Bessie Pearl Davies, her Brother, Herb Truscott, my Grandpa & Grandma, Kyran & Phyllis,
at their house in Scarborough, WA
OK, I admit it... Great-Grandma Bessie Pearl Davies, I didn't follow your ingredients as you wrote them. And your recipe turned out better than mine. I will follow you religiously from now on. Then, and only then, will I start 'being creative' with my own touch.
I cannot bake. I am scared of dough, and rolling pins and pastry. The oven is like a black hole where my love of cooking and food is sucked away. And, of course, Bessie Pearl's Ledger, is chock-FULL of cakes & biscuits (or, cookies for my American friends!). They all sound DElicious, and I am paranoid of them all. (Wedding Cake? Are you serious??)
I attempted ginger biscuits (cookies) the other night. My husband, who is amazing at baking (I nearly DIE at Thanksgiving and the pecans come home, the pastry gets rolled and he puts that Pecan Pie of his in the oven. I could very seriously eat the whole thing) had been baking cookies ALL day to send out as Christmas treats.
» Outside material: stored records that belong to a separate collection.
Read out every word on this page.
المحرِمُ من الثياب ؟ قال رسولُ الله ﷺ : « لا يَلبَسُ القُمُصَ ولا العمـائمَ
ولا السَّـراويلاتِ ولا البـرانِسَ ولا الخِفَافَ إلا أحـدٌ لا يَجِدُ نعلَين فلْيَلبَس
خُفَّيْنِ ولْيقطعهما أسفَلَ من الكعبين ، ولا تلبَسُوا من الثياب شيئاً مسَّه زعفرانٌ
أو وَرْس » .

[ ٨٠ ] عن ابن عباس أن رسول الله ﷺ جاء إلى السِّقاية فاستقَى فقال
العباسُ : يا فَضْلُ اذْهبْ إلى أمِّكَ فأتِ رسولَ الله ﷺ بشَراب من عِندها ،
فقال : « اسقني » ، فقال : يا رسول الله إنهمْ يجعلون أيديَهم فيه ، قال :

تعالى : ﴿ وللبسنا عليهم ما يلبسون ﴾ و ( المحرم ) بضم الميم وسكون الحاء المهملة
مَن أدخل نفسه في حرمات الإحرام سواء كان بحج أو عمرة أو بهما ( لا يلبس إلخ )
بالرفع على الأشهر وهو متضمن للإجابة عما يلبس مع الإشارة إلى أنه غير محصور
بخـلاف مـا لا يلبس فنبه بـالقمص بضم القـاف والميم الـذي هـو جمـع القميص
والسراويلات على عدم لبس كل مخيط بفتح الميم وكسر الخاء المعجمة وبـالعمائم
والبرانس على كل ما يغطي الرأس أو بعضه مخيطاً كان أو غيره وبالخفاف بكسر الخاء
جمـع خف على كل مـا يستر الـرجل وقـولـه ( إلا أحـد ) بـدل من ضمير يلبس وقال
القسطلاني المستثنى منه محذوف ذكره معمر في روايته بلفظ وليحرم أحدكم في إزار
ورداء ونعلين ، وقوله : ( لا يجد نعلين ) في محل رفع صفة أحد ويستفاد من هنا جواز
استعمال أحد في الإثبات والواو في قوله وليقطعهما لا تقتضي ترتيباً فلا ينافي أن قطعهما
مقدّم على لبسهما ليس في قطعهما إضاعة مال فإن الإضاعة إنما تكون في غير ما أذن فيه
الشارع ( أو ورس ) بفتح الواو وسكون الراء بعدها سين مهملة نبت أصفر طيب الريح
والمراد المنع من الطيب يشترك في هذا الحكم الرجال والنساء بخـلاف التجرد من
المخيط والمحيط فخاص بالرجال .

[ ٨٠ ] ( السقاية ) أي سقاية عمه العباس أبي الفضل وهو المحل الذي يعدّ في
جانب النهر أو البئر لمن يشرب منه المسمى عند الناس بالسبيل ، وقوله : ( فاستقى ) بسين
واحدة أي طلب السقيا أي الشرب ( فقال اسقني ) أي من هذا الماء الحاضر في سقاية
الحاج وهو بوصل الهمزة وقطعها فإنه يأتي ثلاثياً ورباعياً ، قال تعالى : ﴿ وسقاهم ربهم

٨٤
I wanted to contribute, felt I should bake cookies too (never mind that I had just hand-stitched tree ornaments three nights in a row...). How HARD could gingerbread men be? Well, I will start by saying that Bessie Pearl NEVER wrote any instructions for most of her recipes. They are simply lists of ingredients. This one, Ginger Biscuits, simply said, "Roll out and Bake".
Firstly, HOW? The dough was so crumbly, I could hardly mush it together (maybe I need a mixer for these projects???!). Should I add more butter, or more molasses? Water? What about an egg? There was none mentioned in the recipe, but SURELY Bessie Pearl had made an error in transcription?? I rolled out one little gingerbread fella, and set him aside. Then added an egg to the mix. This is of course after my paranoia annoying itself on my husband - me shoving the mixing bowl in his face, demanding in a whine, "What's wrong with this?". He told me I could add an egg, that it wouldn't do any harm, that all his cookies had eggs. I didn't know what to do. I enlisted the help of "The Better Homes and Gardens Cookbook", whose ginger cookies ALSO had an egg. I strayed, Bessie Pearl, I cracked an egg in there.
They turned out surprisingly good. Like gingerBREAD men, soft and chewy, lovely and ginger-y, a perfect dark molasses-y hue. But they weren't crisp, buttery and zingy like the first guy was. He crisped apart one arm, one leg and one head at a time. We took turns in biting off his appendages and savouring the experience. He was the best gingerbread man I made. Thanks Bessie Pearl, for a great recipe. NEXT time, I will be more patient with the dough, knead it a little more, add some more butter (thanks Mum!), and make a batch of wonderfully crisp and crunchy ginger-biscuit-men!
Of course, if you like the BREAD-like ginger men. Use an egg...
nb. my notes are in itallics
1 ½ lb plain flour (6 cups)
½ lb sugar (1 cup)
½ lb dripping (2 sticks of butter is just fine, thanks!)
1 tspn bi-carbonate (baking) soda
1 Tbsp ground ginger (I also added fresh ginger)
1 tspn mixed spice
A little Nutmeg
1 cup of treacle (golden syrup, molasses or honey can be used)
(1 egg, if you want)
~ Roll out and bake in moderate oven
~ (Oven at 375 degrees fahrenheit, bake for 5 mins)
Makes a LOT of cookies, I halved the recipe.